On July 27, another bear cub was found entering a village in Taitung County’s Haiduan Township (海端) and was chased by two dogs.
To guarantee its safety, bureau officials put the cub in a cage and prepared to release it as soon as its mother arrived.
Noting that human encounters with Formosan black bears are increasing, especially in eastern Taiwan, the bureau urges the public to learn more about the species so that they can be better protected.

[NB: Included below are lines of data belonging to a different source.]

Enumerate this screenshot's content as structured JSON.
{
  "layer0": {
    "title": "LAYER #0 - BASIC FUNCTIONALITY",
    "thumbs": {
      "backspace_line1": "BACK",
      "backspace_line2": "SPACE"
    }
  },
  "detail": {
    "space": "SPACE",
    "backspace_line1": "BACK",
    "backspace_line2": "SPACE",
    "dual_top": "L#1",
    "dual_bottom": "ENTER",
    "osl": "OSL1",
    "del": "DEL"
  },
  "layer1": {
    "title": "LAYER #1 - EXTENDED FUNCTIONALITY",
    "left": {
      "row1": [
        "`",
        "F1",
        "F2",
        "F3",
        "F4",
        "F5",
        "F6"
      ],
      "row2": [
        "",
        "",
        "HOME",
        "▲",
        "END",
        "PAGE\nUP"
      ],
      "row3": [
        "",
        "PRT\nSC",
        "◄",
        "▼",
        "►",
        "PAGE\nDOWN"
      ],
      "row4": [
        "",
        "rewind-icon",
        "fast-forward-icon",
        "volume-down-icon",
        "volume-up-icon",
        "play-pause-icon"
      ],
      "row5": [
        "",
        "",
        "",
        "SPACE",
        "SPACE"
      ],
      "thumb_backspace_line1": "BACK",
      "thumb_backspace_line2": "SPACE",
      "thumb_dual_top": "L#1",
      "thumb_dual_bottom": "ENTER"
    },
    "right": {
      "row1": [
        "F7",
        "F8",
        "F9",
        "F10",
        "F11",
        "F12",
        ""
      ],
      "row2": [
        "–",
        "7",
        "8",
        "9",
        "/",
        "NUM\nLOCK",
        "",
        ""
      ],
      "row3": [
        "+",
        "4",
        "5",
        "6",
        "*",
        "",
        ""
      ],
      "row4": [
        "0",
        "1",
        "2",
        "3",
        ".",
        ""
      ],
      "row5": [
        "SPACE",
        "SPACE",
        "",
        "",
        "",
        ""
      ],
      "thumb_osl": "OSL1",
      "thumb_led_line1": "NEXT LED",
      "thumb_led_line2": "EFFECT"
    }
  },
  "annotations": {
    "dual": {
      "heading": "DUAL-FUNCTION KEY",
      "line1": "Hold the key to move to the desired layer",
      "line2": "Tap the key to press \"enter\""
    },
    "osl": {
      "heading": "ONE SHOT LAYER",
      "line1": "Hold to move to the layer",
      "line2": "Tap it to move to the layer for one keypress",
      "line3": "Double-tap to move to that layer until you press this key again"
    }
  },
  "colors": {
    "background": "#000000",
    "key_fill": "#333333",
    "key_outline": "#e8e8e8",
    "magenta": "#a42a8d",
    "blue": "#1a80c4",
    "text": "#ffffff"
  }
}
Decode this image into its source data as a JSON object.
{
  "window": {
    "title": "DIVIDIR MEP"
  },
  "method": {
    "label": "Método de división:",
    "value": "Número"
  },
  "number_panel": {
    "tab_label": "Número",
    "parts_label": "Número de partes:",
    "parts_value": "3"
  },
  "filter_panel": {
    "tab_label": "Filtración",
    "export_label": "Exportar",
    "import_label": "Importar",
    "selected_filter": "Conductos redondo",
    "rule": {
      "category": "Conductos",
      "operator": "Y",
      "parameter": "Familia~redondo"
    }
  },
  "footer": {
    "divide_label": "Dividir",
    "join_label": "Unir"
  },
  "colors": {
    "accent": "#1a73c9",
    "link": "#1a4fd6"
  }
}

Contrary to popular belief, bears appear at lower elevations not because their mountain habitat has been destroyed, but because low-lying hills are part of their natural habitat, it said.
As forest ecology improves, the bears might increasingly appear at lower elevations near human dwellings, the bureau said.
People should learn to live around bears, a lesson that involves zoology, sociology and even some political science, the bureau said, encouraging Taiwanese to prepare themselves for “a nation with bears.”